Denial - Not just a river in Egypt
When I was about 10 I bought myself a bike. It was a used, green “shopper” bike. Remember them? They handily folded in two so you could – what … looking back I’m not sure what the point of that really was ... I suppose with British cars being fairly small it would be useful to have an origami style bike. Mine also “handily” came undone and attempted to fold itself as I traversed busy roads and big hills. It even had a “dynamo” – a little cog like thing you could set against the wheel and it would generate power to run your lights. Well, actually what it did was make a horrible noise and make it much, much harder to pedal. Either way, people heard you coming rather than saw you, the light was pathetic! Bike rides were a fairly tense experience. But that is irrelevant; this story is about denial of the obvious truth.

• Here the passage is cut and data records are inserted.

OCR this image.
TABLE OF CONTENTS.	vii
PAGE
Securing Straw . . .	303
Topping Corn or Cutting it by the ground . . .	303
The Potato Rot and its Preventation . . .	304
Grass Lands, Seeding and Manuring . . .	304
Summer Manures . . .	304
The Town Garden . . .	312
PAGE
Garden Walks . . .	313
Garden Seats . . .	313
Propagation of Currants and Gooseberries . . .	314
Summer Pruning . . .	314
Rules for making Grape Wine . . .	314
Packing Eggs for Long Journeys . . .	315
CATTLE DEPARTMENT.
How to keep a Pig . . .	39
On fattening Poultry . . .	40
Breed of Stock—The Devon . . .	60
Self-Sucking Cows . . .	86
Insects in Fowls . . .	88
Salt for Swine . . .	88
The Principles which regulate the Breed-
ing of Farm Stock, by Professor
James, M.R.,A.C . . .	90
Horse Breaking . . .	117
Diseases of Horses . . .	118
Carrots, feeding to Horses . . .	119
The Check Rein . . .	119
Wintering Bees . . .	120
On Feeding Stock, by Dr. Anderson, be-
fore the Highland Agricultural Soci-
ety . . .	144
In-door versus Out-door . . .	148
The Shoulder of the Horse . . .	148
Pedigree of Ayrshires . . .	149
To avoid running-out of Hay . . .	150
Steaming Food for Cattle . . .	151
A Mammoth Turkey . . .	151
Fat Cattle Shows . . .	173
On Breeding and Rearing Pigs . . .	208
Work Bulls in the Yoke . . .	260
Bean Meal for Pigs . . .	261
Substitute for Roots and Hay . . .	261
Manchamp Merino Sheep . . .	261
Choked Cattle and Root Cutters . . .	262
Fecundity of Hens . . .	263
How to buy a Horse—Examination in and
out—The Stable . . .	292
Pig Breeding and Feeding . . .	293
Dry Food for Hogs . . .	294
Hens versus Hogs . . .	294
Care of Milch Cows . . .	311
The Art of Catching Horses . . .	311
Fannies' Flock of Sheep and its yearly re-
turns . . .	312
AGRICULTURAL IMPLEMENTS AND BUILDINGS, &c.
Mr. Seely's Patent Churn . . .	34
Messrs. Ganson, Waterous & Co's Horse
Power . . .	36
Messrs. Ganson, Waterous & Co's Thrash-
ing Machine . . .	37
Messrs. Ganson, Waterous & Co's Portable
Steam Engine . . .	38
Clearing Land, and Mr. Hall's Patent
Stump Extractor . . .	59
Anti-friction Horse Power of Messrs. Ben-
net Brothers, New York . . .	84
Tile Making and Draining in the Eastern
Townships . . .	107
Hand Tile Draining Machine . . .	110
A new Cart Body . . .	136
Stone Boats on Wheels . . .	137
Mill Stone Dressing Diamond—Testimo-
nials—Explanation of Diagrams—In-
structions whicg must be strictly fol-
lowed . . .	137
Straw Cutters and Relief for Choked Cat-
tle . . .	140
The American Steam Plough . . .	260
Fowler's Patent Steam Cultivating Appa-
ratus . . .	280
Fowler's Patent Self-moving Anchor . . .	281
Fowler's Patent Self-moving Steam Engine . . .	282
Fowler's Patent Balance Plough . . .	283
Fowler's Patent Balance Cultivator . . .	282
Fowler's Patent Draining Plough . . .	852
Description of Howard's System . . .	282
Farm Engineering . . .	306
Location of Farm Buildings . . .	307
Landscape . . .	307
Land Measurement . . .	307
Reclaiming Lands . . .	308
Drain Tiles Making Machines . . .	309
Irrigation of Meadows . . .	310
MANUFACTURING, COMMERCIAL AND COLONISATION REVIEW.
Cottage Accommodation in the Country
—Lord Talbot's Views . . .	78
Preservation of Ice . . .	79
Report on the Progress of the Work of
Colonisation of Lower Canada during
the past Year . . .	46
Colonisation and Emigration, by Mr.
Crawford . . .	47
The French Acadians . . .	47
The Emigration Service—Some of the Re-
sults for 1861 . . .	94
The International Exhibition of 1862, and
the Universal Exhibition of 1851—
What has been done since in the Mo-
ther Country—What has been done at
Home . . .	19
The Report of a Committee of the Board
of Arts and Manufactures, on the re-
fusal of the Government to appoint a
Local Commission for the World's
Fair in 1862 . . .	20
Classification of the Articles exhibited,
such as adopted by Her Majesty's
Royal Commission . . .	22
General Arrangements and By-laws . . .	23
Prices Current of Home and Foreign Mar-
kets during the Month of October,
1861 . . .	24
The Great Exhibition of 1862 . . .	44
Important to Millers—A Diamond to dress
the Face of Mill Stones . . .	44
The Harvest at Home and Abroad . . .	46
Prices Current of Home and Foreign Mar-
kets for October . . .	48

So, I was on my way home on my bike, approaching a right hand turn (we’re in the UK remember – everything’s backwards) and I began to move out into the middle of the street to make my turn. No doubt I was off in my own dream world thinking about ponies and fluffy pencil cases and such. Anyway, as I began to drift out into the road BAM!!!!! A van hit me. It was just a glancing blow. It gave me a nasty fright but it didn’t really hurt me or anything. The van driver didn’t seem to be aware anything had happened and continued to drive on. When I had recovered myself I tried to set off again (this time looking behind me many, many times) but something was wrong. I kept starting to pedal but the bike would just slide towards the curb again and again. On closer inspection this is what had happened: The van had apparently knocked my wheel out of line with the handlebars – if the handlebars were in normal position the wheel was sideways! Always acutely self-conscious I decided to push my bike somewhere quiet and see what I could do with it. It was at this point the van driver returned. He jumped out and came over to me, ashen faced and shaking and asked if I was ok. “Yes” I replied nonchalantly. “Did I just hit you?” he asked in, a tone of some surprise. And as I stood there, holding my handlebars at a 90 degree angle, grubby and tear stained but attempting to appear normal, I felt it necessary to say “No”. His eyes flickered to my bike and back to my face with an unasked question in his eyes “I always ride my bike like this” I said “I like it”. I then attempted to walk stiffly away with my bike and dignity equally mangled. Even as I write this I can feel the hot stare of that guy boring into my back.
Now – my question is – why? What exactly did I think I would achieve by behaving the way I did? I have no idea. I’m sure he would have helped me either fix the bike or taken it home for me if I’d admitted the truth. But no. I felt I had done something stupid (I had) and to ask for help would mean admitting that fact.
Thank God we are all made new in Jesus - that person was as daft as a brush!